Electron spectroscopy of single quantum objects to directly correlate the local structure to their electronic transport and optical properties

TL;DR

This study combines high-resolution electron energy-loss spectroscopy and transmission electron microscopy to directly link atomic structure variations in individual carbon nanotubes to their localized electronic and optical properties.

Contribution

It demonstrates a method to correlate atomic-scale structural irregularities with electronic and optical behaviors in single quantum objects.

Findings

Spectra vary across different regions of a single nanotube.

Local structural defects influence electronic transition energies.

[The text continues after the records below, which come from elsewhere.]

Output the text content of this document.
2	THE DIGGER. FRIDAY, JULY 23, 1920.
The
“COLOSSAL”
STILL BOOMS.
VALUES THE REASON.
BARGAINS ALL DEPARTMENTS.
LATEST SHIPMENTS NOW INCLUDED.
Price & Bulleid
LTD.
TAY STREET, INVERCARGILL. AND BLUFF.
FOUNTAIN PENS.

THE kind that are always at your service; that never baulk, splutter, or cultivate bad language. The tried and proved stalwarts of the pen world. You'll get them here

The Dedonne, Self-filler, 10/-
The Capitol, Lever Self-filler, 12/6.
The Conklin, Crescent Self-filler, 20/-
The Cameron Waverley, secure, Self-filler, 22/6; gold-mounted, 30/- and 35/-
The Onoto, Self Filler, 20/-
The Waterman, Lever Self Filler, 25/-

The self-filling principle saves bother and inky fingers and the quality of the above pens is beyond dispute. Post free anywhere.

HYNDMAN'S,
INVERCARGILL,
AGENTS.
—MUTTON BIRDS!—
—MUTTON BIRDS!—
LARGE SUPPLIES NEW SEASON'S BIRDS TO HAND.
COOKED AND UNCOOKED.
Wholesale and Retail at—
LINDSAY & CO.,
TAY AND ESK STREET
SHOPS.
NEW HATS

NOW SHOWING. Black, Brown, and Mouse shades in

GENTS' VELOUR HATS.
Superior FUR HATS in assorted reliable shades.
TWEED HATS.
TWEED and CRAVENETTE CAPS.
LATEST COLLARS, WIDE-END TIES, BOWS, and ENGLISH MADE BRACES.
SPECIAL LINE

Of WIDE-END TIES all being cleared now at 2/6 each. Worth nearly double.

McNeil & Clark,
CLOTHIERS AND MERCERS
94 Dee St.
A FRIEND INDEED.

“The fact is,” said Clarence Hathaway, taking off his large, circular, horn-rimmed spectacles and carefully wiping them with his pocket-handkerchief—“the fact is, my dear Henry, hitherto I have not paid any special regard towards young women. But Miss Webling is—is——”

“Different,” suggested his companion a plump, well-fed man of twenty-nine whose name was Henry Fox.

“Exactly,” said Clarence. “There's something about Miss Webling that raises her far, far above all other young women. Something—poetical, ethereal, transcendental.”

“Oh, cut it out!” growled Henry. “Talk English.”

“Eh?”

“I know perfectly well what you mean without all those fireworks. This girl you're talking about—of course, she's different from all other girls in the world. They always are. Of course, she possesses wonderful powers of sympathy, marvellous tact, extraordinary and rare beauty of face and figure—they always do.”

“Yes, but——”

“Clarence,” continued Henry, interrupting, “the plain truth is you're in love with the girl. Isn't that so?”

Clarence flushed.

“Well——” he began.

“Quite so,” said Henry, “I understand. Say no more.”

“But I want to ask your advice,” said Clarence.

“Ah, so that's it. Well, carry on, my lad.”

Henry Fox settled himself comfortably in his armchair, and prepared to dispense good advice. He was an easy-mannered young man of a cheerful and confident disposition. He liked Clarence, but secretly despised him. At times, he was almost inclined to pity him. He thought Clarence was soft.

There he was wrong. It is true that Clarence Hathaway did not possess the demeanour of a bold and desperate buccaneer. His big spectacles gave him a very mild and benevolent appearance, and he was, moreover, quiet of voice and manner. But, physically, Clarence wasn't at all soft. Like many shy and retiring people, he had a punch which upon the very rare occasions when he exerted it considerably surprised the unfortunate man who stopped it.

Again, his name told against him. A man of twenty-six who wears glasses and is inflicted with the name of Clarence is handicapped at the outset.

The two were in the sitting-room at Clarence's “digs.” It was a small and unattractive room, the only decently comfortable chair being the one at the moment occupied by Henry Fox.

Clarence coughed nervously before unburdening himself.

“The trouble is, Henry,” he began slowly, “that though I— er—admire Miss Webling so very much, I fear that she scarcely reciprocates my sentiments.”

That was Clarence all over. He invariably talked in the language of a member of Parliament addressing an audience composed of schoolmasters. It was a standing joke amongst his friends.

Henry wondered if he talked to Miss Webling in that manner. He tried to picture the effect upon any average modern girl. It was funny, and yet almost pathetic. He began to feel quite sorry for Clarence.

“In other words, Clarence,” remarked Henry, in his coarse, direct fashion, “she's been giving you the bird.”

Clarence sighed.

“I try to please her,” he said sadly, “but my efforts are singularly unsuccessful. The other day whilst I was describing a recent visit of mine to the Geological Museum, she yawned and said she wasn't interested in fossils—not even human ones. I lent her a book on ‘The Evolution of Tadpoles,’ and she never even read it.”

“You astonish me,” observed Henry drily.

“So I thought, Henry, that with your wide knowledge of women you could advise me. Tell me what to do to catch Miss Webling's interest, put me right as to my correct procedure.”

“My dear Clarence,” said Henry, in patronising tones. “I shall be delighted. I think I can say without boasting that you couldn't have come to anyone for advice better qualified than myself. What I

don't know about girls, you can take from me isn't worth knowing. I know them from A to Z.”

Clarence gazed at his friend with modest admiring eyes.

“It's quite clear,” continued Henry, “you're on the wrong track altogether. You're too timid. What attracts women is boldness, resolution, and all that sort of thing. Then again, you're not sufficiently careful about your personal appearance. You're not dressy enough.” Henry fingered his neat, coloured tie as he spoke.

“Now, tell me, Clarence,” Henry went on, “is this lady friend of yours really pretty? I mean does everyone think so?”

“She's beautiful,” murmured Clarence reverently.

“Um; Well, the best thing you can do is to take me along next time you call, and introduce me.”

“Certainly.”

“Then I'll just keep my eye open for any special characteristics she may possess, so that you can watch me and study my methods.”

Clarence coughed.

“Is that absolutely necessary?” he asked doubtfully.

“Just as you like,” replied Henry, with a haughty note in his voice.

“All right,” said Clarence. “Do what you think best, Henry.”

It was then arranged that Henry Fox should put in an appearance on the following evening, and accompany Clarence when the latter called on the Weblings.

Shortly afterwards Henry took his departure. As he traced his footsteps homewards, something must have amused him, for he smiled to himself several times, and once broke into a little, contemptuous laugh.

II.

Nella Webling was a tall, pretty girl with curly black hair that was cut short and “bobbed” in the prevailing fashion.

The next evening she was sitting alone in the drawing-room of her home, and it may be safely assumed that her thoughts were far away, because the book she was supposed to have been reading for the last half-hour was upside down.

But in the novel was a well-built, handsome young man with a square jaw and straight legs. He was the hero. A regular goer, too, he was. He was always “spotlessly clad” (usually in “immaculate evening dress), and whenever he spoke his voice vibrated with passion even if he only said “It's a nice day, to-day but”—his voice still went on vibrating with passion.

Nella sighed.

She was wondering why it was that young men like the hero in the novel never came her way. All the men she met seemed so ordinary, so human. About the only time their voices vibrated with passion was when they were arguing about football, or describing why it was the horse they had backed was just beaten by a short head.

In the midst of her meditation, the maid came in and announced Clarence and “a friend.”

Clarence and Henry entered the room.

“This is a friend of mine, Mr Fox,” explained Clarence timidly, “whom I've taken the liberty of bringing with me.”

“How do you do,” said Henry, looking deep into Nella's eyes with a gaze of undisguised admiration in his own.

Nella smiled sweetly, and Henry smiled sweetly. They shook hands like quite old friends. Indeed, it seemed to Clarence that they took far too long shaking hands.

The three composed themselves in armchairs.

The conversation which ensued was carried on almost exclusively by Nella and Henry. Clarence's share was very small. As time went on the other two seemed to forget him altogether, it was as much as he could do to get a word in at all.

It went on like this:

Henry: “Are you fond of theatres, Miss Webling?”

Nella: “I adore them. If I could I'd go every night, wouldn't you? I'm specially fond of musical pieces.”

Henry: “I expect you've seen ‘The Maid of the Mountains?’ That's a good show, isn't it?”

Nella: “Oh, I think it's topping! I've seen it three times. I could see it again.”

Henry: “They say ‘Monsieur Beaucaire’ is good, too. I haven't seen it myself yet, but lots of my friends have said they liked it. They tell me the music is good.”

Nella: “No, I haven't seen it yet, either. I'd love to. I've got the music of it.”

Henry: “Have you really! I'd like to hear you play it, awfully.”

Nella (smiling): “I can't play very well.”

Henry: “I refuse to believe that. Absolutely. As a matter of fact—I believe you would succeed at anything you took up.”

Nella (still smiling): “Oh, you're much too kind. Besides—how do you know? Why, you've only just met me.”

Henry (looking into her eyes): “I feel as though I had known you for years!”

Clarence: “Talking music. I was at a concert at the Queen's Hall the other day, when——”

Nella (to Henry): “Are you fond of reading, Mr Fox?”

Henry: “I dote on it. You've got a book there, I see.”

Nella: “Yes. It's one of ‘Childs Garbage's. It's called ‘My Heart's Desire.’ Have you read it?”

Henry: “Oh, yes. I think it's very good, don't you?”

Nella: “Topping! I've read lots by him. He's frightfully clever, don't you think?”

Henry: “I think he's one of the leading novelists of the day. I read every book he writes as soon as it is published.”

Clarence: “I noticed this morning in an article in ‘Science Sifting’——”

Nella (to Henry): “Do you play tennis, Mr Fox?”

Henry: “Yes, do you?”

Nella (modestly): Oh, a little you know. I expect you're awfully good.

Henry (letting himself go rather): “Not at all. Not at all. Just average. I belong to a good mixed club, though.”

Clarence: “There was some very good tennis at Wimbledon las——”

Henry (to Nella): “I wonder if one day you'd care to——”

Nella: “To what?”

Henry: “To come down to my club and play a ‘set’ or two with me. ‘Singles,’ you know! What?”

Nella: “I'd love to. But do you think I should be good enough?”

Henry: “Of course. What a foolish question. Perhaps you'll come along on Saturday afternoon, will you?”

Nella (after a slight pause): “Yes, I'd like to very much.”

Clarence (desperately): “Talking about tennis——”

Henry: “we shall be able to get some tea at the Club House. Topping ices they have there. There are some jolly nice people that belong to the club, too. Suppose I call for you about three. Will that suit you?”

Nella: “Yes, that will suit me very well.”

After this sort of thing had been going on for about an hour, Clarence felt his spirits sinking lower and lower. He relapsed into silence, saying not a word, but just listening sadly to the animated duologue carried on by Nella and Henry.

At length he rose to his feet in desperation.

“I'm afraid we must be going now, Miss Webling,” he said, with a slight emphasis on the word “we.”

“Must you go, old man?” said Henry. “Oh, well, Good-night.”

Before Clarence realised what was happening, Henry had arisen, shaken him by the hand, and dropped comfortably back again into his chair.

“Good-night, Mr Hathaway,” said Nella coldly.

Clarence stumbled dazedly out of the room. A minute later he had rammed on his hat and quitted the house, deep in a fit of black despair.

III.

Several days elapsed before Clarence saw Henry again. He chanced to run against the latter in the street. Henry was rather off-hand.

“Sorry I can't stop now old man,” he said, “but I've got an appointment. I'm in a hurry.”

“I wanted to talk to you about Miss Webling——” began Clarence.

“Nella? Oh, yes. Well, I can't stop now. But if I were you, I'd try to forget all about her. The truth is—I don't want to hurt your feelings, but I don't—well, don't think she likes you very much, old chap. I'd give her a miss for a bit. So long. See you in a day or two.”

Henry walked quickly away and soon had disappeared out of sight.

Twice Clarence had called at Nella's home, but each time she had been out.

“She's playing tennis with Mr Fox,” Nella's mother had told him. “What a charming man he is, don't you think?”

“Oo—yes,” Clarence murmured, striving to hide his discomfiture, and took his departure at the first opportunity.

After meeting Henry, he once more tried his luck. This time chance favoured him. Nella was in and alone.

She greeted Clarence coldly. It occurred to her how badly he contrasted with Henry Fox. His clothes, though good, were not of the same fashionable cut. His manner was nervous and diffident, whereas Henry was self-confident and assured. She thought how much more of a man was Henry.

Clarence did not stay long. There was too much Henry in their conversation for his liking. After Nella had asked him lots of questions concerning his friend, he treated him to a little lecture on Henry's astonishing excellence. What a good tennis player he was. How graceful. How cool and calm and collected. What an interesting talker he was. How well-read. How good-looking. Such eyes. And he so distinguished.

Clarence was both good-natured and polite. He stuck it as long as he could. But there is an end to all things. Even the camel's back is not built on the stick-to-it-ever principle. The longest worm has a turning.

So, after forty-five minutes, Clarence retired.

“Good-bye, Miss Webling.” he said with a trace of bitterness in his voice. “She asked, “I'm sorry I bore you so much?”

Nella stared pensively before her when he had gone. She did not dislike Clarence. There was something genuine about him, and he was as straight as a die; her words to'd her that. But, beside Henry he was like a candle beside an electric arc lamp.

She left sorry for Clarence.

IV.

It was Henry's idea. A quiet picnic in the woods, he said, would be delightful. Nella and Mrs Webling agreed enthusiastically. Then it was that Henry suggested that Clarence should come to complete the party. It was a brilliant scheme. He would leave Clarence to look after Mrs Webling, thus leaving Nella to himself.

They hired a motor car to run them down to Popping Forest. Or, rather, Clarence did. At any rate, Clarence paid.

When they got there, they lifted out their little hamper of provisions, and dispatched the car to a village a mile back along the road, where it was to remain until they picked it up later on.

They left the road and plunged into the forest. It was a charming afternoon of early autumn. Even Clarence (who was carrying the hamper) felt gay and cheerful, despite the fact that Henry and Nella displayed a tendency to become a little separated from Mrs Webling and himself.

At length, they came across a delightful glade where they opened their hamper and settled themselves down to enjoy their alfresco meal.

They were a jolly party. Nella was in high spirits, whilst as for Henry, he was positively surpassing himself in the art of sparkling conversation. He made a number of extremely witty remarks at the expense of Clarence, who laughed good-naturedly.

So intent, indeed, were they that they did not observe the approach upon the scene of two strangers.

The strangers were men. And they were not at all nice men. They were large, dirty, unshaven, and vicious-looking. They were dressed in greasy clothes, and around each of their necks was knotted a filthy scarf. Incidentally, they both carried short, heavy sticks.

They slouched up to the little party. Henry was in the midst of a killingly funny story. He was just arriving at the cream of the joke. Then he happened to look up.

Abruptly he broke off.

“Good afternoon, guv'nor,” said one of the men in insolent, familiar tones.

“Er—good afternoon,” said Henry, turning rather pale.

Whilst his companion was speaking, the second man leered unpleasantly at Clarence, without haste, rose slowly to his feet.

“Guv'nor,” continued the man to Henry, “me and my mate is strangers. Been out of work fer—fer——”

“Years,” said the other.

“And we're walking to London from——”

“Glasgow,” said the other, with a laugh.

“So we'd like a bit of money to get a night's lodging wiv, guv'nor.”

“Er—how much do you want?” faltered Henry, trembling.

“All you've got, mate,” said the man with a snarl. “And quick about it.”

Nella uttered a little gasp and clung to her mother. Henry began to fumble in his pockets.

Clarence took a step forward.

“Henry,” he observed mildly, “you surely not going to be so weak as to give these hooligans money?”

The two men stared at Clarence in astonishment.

Electronic properties are sensitive to atomic-level irregularities.

Abstract

Physical property of a single quantum object is governed by its precise atomic arrangement. The direct correlation of localized physical properties with the atomic structures has been therefore strongly desired but still limited in the theoretical studies. Here, we have successfully examined the localized electronic properties of individual carbon nanotubes by means of high-resolution electron energy-loss spectroscopy combined with high-resolution transmission electron microscopy. Well-separated sharp peaks at the carbon K(1s) absorption edge and in the valence-loss spectra are obtained from a single freestanding carbon nanotube with the local chiral index and unambiguously identified as the transitions between the van Hove singularities. The spectra features clearly vary upon the different areas even in the individual carbon nanotube. Variations in interband transitions, plasmonic behaviors and unoccupied electronic structures are clearly attributed to the local irregular atomic arrangement such as topological defect and/or elastic bond stretching.